If our rebuttal successfully addresses your concerns, we kindly ask you to consider raising our score.
[1] Rethinking Benchmark and Contamination for Language Models with Rephrased Samples
Thank you for getting back. I appreciate the rebuttal; they address my concerns. I raise my score to 3 to support the paper.
The paper provides a causal framework to evaluate agents as an evaluator LLMs. The paper provides an evaluation protocol by designing a handful of rule‑based edits (BOAT) such as option shuffling, distractor insertion and label replacement to mitigate different sources of bias. It attempts to formally motivate these interventions via a decomposition of the evaluator bias. Empirically, they apply the protocol to different standard LLM benchmarks and show that it can mitigate inflated scores and finds close agreement of the model rankings with livebench. Another ablation shows that finetuning on the test set directly would yield substantially lower gains for models under the proposed evaluation protocol providing further evidence to support the key claims.

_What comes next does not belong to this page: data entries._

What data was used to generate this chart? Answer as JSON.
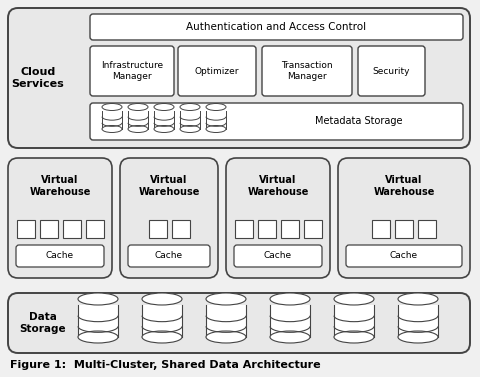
{
  "bg_color": "#f0f0f0",
  "title": "Figure 1:  Multi-Cluster, Shared Data Architecture",
  "cloud_label": "Cloud\nServices",
  "auth_text": "Authentication and Access Control",
  "services": [
    "Infrastructure\nManager",
    "Optimizer",
    "Transaction\nManager",
    "Security"
  ],
  "metadata_text": "Metadata Storage",
  "vw_label": "Virtual\nWarehouse",
  "cache_text": "Cache",
  "data_storage_label": "Data\nStorage",
  "outer_bg": "#e8e8e8",
  "box_bg": "#ffffff",
  "edge_color": "#444444",
  "vw_counts": [
    4,
    2,
    4,
    3
  ],
  "meta_cyl_count": 5,
  "ds_cyl_count": 6
}
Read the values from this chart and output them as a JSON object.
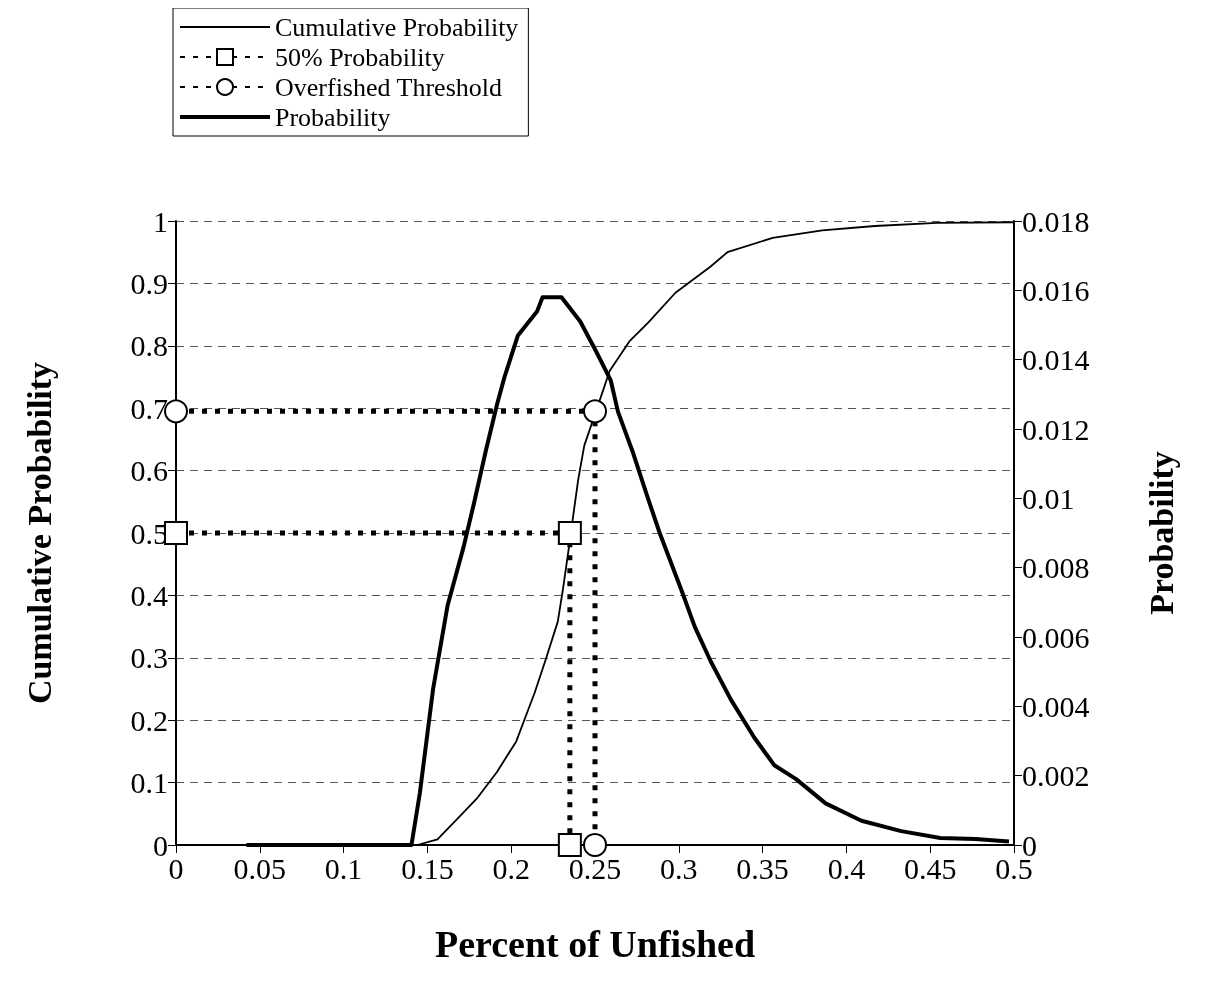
{
  "chart_data": {
    "type": "line",
    "xlabel": "Percent of Unfished",
    "ylabel": "Cumulative Probability",
    "y2label": "Probability",
    "xlim": [
      0,
      0.5
    ],
    "xticks": [
      0,
      0.05,
      0.1,
      0.15,
      0.2,
      0.25,
      0.3,
      0.35,
      0.4,
      0.45,
      0.5
    ],
    "ylim": [
      0,
      1
    ],
    "yticks": [
      0,
      0.1,
      0.2,
      0.3,
      0.4,
      0.5,
      0.6,
      0.7,
      0.8,
      0.9,
      1
    ],
    "y2lim": [
      0,
      0.018
    ],
    "y2ticks": [
      0,
      0.002,
      0.004,
      0.006,
      0.008,
      0.01,
      0.012,
      0.014,
      0.016,
      0.018
    ],
    "grid": "y",
    "legend": "top left",
    "series": [
      {
        "name": "Cumulative Probability",
        "color": "#000000",
        "marker": "none",
        "line_style": "solid",
        "x": [
          0.144,
          0.156,
          0.169,
          0.18,
          0.1915,
          0.203,
          0.214,
          0.2207,
          0.2278,
          0.231,
          0.2345,
          0.2366,
          0.24,
          0.2436,
          0.2588,
          0.2705,
          0.282,
          0.298,
          0.319,
          0.329,
          0.356,
          0.3856,
          0.417,
          0.454,
          0.5
        ],
        "values": [
          0,
          0.009,
          0.045,
          0.076,
          0.117,
          0.166,
          0.244,
          0.298,
          0.358,
          0.412,
          0.478,
          0.52,
          0.586,
          0.64,
          0.76,
          0.807,
          0.838,
          0.885,
          0.927,
          0.95,
          0.973,
          0.985,
          0.992,
          0.997,
          0.998
        ]
      },
      {
        "name": "50% Probability",
        "color": "#000000",
        "marker": "square",
        "line_style": "dotted",
        "x": [
          0,
          0.235,
          0.235
        ],
        "values": [
          0.5,
          0.5,
          0
        ]
      },
      {
        "name": "Overfished Threshold",
        "color": "#000000",
        "marker": "circle",
        "line_style": "dotted",
        "x": [
          0,
          0.25,
          0.25
        ],
        "values": [
          0.695,
          0.695,
          0
        ]
      },
      {
        "name": "Probability",
        "color": "#000000",
        "marker": "none",
        "line_style": "solid",
        "axis": "y2",
        "x": [
          0.042,
          0.1405,
          0.1455,
          0.1534,
          0.162,
          0.1716,
          0.178,
          0.185,
          0.1915,
          0.196,
          0.204,
          0.2155,
          0.2187,
          0.23,
          0.2412,
          0.25,
          0.2594,
          0.2637,
          0.2728,
          0.2816,
          0.2886,
          0.302,
          0.3095,
          0.319,
          0.331,
          0.345,
          0.357,
          0.37,
          0.3876,
          0.409,
          0.4327,
          0.456,
          0.477,
          0.497
        ],
        "values": [
          0,
          0,
          0.0015,
          0.0045,
          0.0069,
          0.0086,
          0.0099,
          0.0114,
          0.0127,
          0.0135,
          0.0147,
          0.0154,
          0.0158,
          0.0158,
          0.0151,
          0.0143,
          0.0134,
          0.0125,
          0.0113,
          0.01,
          0.009,
          0.0073,
          0.0063,
          0.0053,
          0.0042,
          0.0031,
          0.0023,
          0.0019,
          0.0012,
          0.0007,
          0.0004,
          0.0002,
          0.00017,
          0.0001
        ]
      }
    ]
  }
}
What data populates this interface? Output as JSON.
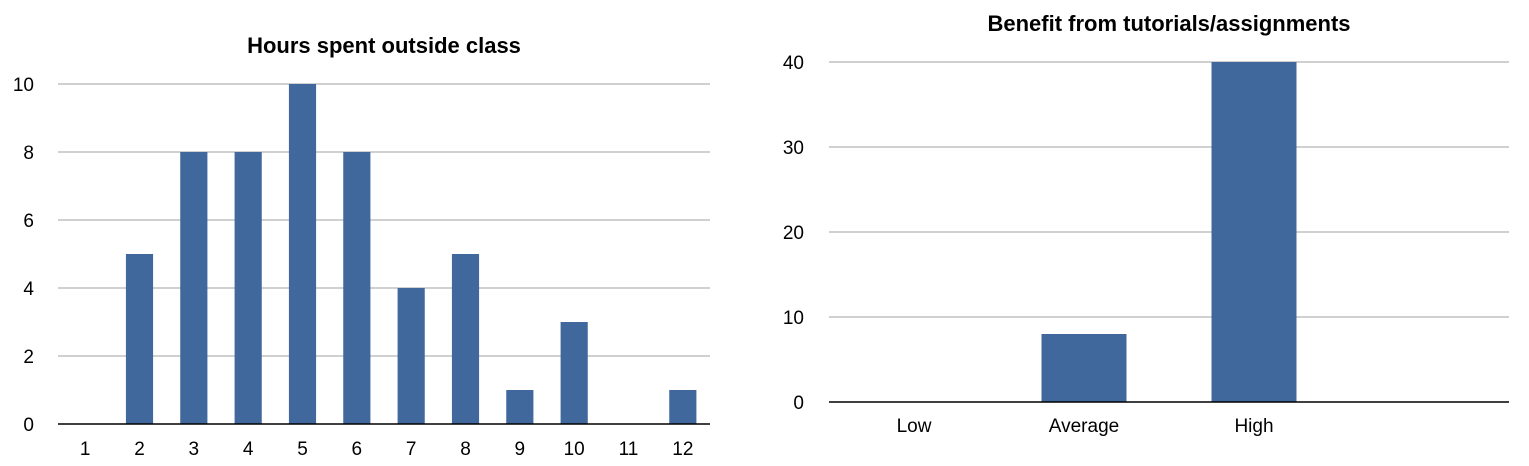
{
  "colors": {
    "bar": "#41689c",
    "grid": "#b3b3b3",
    "axis": "#000000",
    "background": "#ffffff"
  },
  "chart_data": [
    {
      "type": "bar",
      "title": "Hours spent outside class",
      "xlabel": "",
      "ylabel": "",
      "categories": [
        "1",
        "2",
        "3",
        "4",
        "5",
        "6",
        "7",
        "8",
        "9",
        "10",
        "11",
        "12"
      ],
      "values": [
        0,
        5,
        8,
        8,
        10,
        8,
        4,
        5,
        1,
        3,
        0,
        1
      ],
      "ylim": [
        0,
        10
      ],
      "yticks": [
        0,
        2,
        4,
        6,
        8,
        10
      ],
      "grid": true,
      "legend": "none"
    },
    {
      "type": "bar",
      "title": "Benefit from tutorials/assignments",
      "xlabel": "",
      "ylabel": "",
      "categories": [
        "Low",
        "Average",
        "High",
        ""
      ],
      "values": [
        0,
        8,
        40,
        0
      ],
      "ylim": [
        0,
        40
      ],
      "yticks": [
        0,
        10,
        20,
        30,
        40
      ],
      "grid": true,
      "legend": "none"
    }
  ]
}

There are limitations to the proposed approach: the formalism is high level and the proposed interventions are hand crafted and are not naturally generalizable say to more open ended QA benchmarks. Furthermore the proposed interventions could be modelled as augmentations to the training dataset limiting the generalizability of the specific interventions.
Nevertheless, all reviewers agree that the paper addresses a timely issue: trustworthy evaluation of LLMs and the proposed protocol gives a pragmatic, well‑validated solution. Initial concerns about the hand‑crafted nature of BOAT and the clarity of figures seemed to have been somewhat clarified in the rebuttal. After clarifications and new experiments, all reviewers lean to accept; the method’s practicality and breadth outweigh the aforementioned limitations so I recommend acceptance.